While some may argue the business practices of EA and Blizzard are not economically sustainable, my question is about the legal sustainability of DRM: “Do practices like ‘always-online DRM’ violate fundamental legal principles of ownership?” While they seem to violate some ethical and cultural notions of ownership, they do seem legally permissible.

One of the early lessons in first year contracts in law school is that you can contract out of, or around, almost anything. If you sign (or click accept) a contract that says you agree to limited circumstances of ownership, there isn’t much of a case that you are entitled to more than your contract permits. For example, Steam’s EULA reads: “All… ownership rights … to the Software and any and all copies thereof, are owned by Valve US and/or its or its affiliates’ licensors.” (Section 2, paragraph E: Ownership). Valve owns the software; we humble peons are merely licensed to play with their toys when Steam feels ok with it.

Illegal contracts are not recognized by courts, but consent to not sell a legal videogame is not an illegal contract because neither the subject matter nor the nature of the contract violates the law. So long as the publisher includes some kind of contractual agreement that you acknowledge and accept the DRM restrictions placed on your game, it seems entirely unlikely that there is any legal recourse available to fight these restrictions.

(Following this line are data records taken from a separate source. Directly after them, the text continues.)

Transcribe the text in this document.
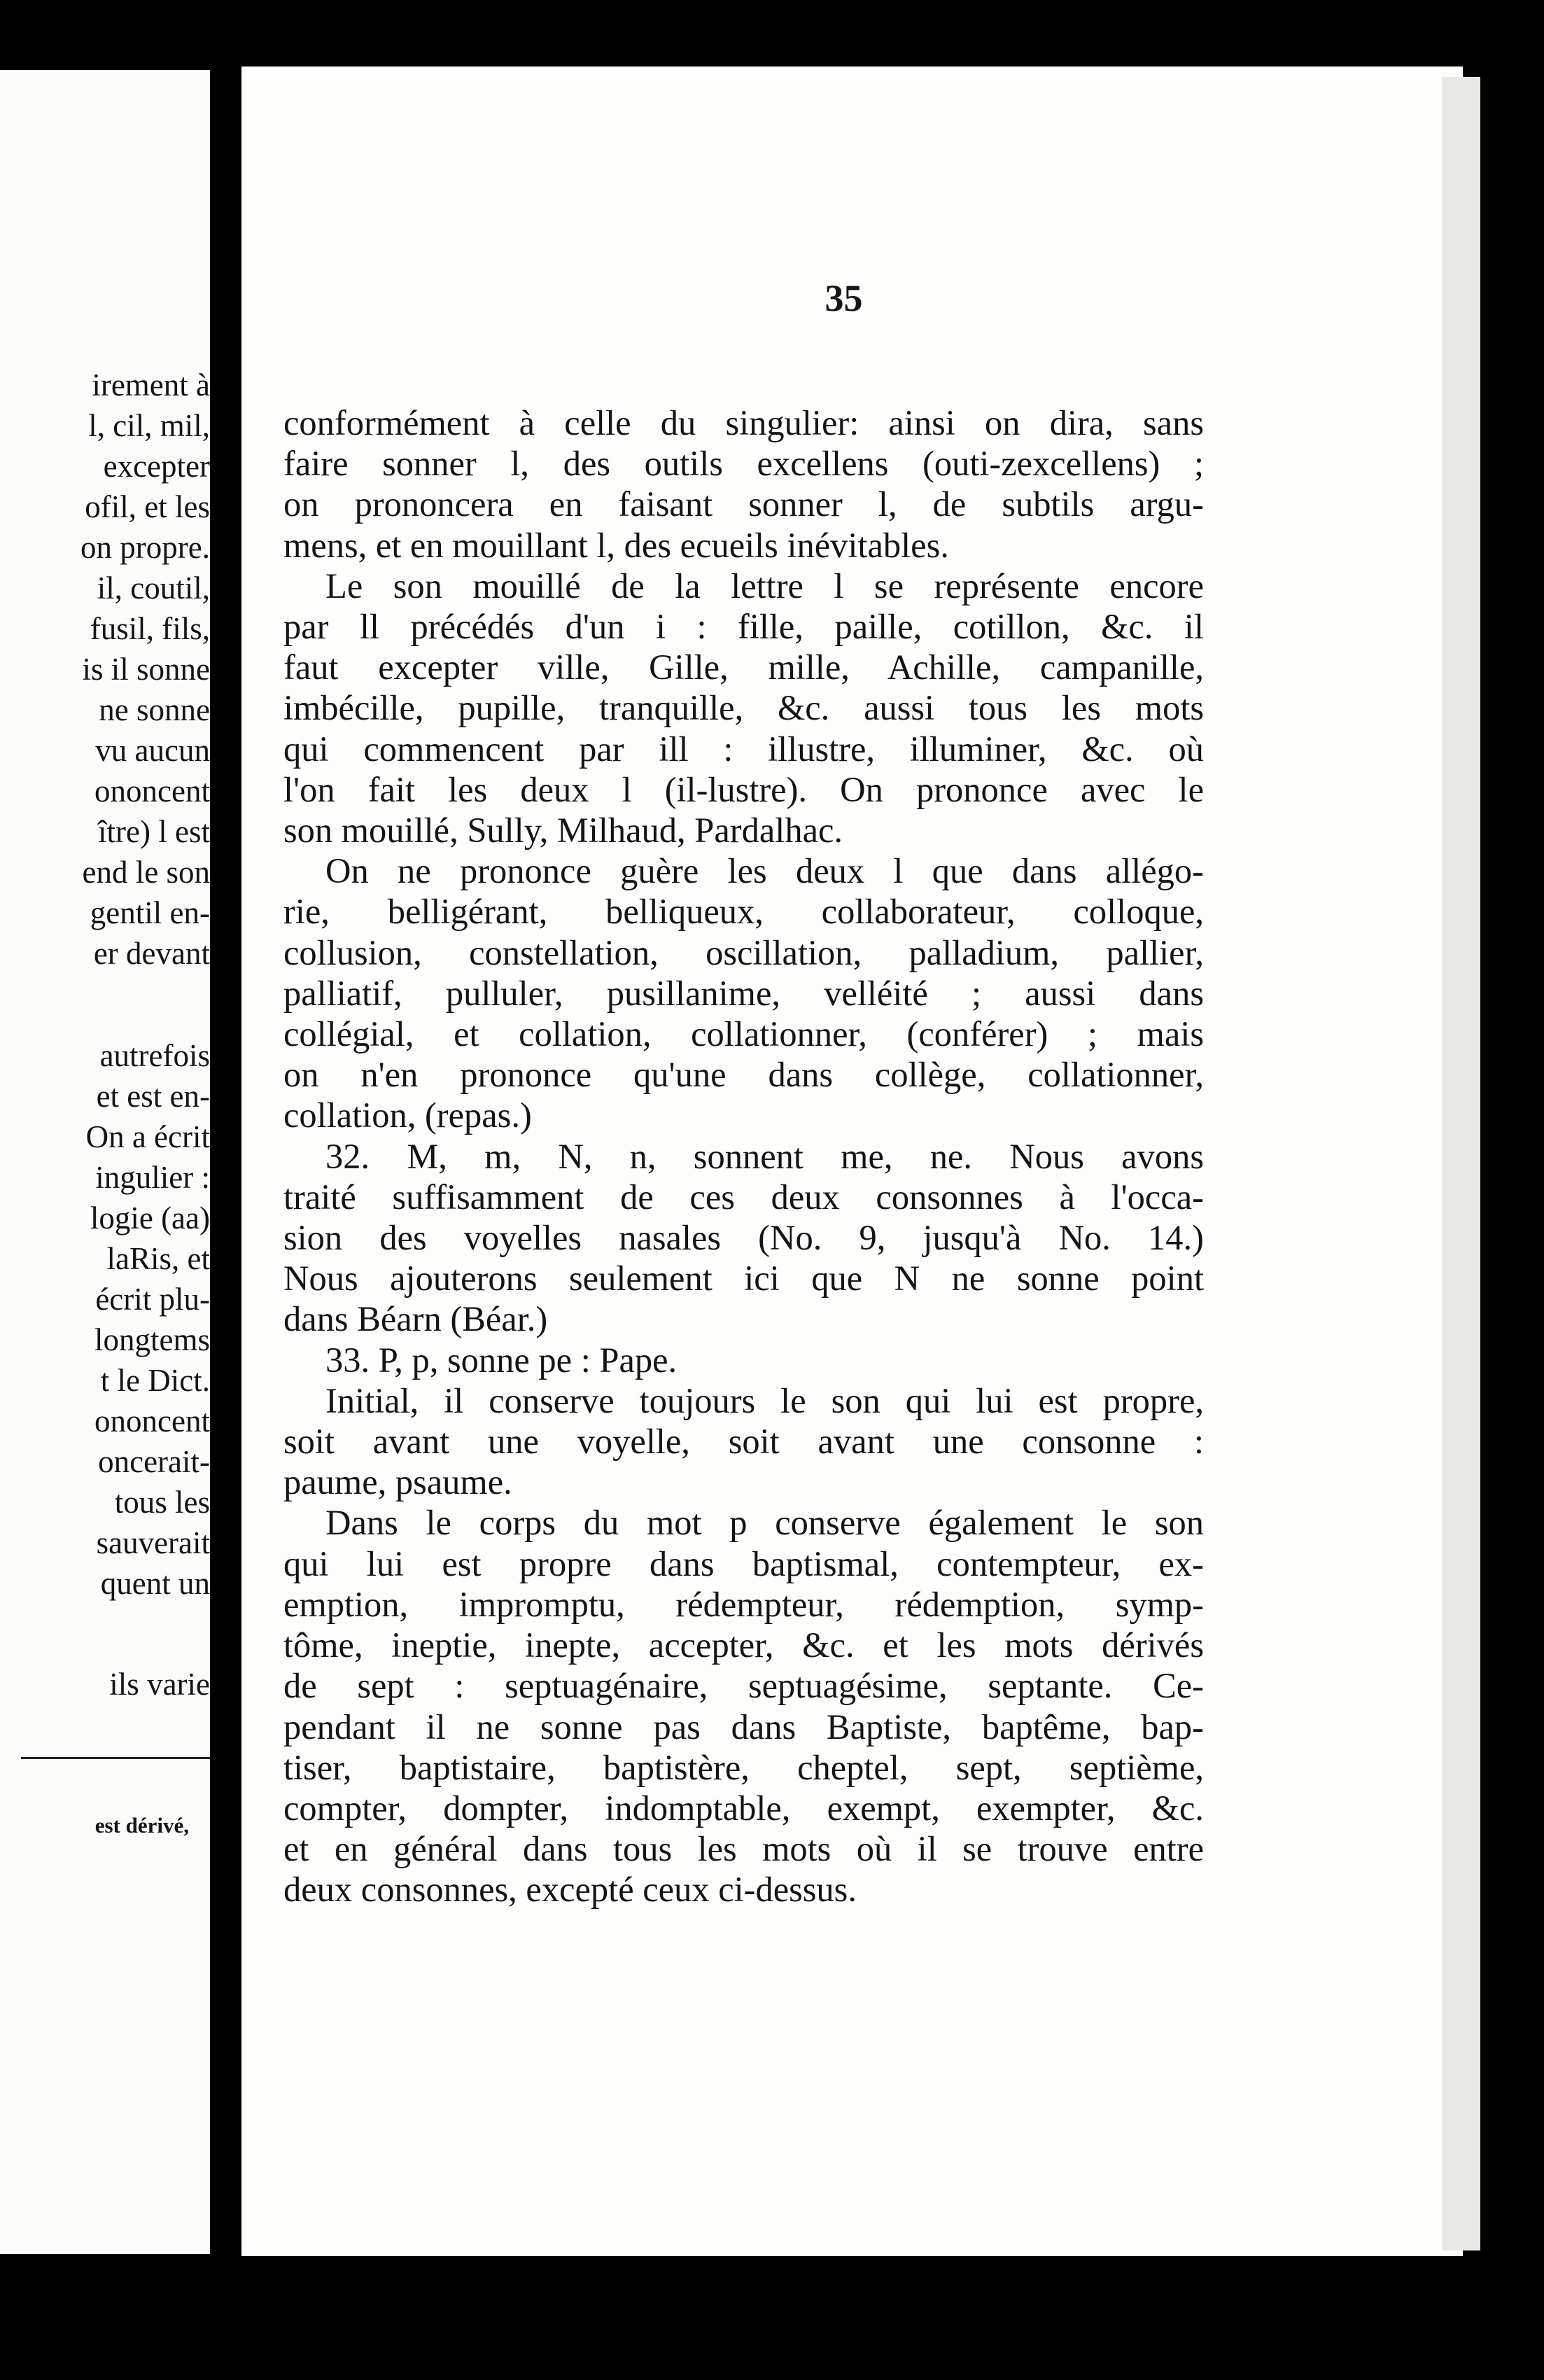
irement à
l, cil, mil,
excepter
ofil, et les
on propre.
il, coutil,
fusil, fils,
is il sonne
ne sonne
vu aucun
ononcent
ître) l est
end le son
gentil en-
er devant
autrefois
et est en-
On a écrit
ingulier :
logie (aa)
laRis, et
écrit plu-
longtems
t le Dict.
ononcent
oncerait-
tous les
sauverait
quent un
ils varie
est dérivé,
35
conformément à celle du singulier: ainsi on dira, sans
faire sonner l, des outils excellens (outi-zexcellens) ;
on prononcera en faisant sonner l, de subtils argu-
mens, et en mouillant l, des ecueils inévitables.
Le son mouillé de la lettre l se représente encore
par ll précédés d'un i : fille, paille, cotillon, &c. il
faut excepter ville, Gille, mille, Achille, campanille,
imbécille, pupille, tranquille, &c. aussi tous les mots
qui commencent par ill : illustre, illuminer, &c. où
l'on fait les deux l (il-lustre). On prononce avec le
son mouillé, Sully, Milhaud, Pardalhac.
On ne prononce guère les deux l que dans allégo-
rie, belligérant, belliqueux, collaborateur, colloque,
collusion, constellation, oscillation, palladium, pallier,
palliatif, pulluler, pusillanime, velléité ; aussi dans
collégial, et collation, collationner, (conférer) ; mais
on n'en prononce qu'une dans collège, collationner,
collation, (repas.)
32. M, m, N, n, sonnent me, ne. Nous avons
traité suffisamment de ces deux consonnes à l'occa-
sion des voyelles nasales (No. 9, jusqu'à No. 14.)
Nous ajouterons seulement ici que N ne sonne point
dans Béarn (Béar.)
33. P, p, sonne pe : Pape.
Initial, il conserve toujours le son qui lui est propre,
soit avant une voyelle, soit avant une consonne :
paume, psaume.
Dans le corps du mot p conserve également le son
qui lui est propre dans baptismal, contempteur, ex-
emption, impromptu, rédempteur, rédemption, symp-
tôme, ineptie, inepte, accepter, &c. et les mots dérivés
de sept : septuagénaire, septuagésime, septante. Ce-
pendant il ne sonne pas dans Baptiste, baptême, bap-
tiser, baptistaire, baptistère, cheptel, sept, septième,
compter, dompter, indomptable, exempt, exempter, &c.
et en général dans tous les mots où il se trouve entre
deux consonnes, excepté ceux ci-dessus.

So let’s hope these practices prove economically unfeasible very, very quickly.

Two “Oughts” Of Law and Who “Ought” To Decide Them

There are two types of “ought” in US Law. The first type is in reference stare decisis and precedent: if a previous decision handled a situation in manner X, then a similar situation should also be handled in manner X because of that previous decision. For areas of law without a clear and certain statute, this is the essence of how legal issues are decided. (It is called “Common Law.”)

The second type of “ought” is the normative, moral ought we often when discussing law: the government ought to adopt policy X, because it is good for the economy; the court ought to decide the case in manner X because it is the right way to treat people’s property rights. It is based in our sense of right and wrong, good or bad, and not in what has previously been decided or enacted (unless, by coincidence, we base our sense of good and bad on legal continuity and reliability).

Political debates can be confusing when each party is using different meanings of the word “ought” (or similar word, like “should” or “must” or “needs to”). It is often disturbing, yet none the less true, that the legally required answer to a problem may differ or even conflict with what we consider the morally required answer.

Some have felt that it should be the obligation of the courts to alter the law so that the legally required answer aligns with the moral sensibilities of the community. This poses a problem in the face of US governmental structure because judges (all Federal and many state ones, at least) are not elected and as such lack the kind of connection to the voting democratic population that we associate with legislatures and executives (governors and presidents). The issue is this: In a democratic republic, should the unelected branch of government have veto power over the elected branch of government? This issue was brought to public attention last year in the 9th Circuit (mostly, California) when a ballot initiative passed popular vote but was struck down by a federal judge.

Some focus too much on the substance of the law in question, but that approach can’t provide categorical answers. If we think it is ok for the judiciary to strike down laws passed by the people, we must seriously question whether we are really true to the notion of democracy. If we think that the only check on the voice of the people should be the voice of the people, we might be concerned that if 51% of the people vote to kill/imprison/beat up the other 49% of the people just because they feel like it, there can be no kind of recourse or justice for that 49%.

This becomes the problem that is described in academic literature as the countermajoritarian difficulty vs. the tyranny of the majority. Should we allow the majority to be countered, or should we risk the majority abusing their power of the ballot? The Constitution establishes a framework for government, but it does not establish a meta-framework for itself.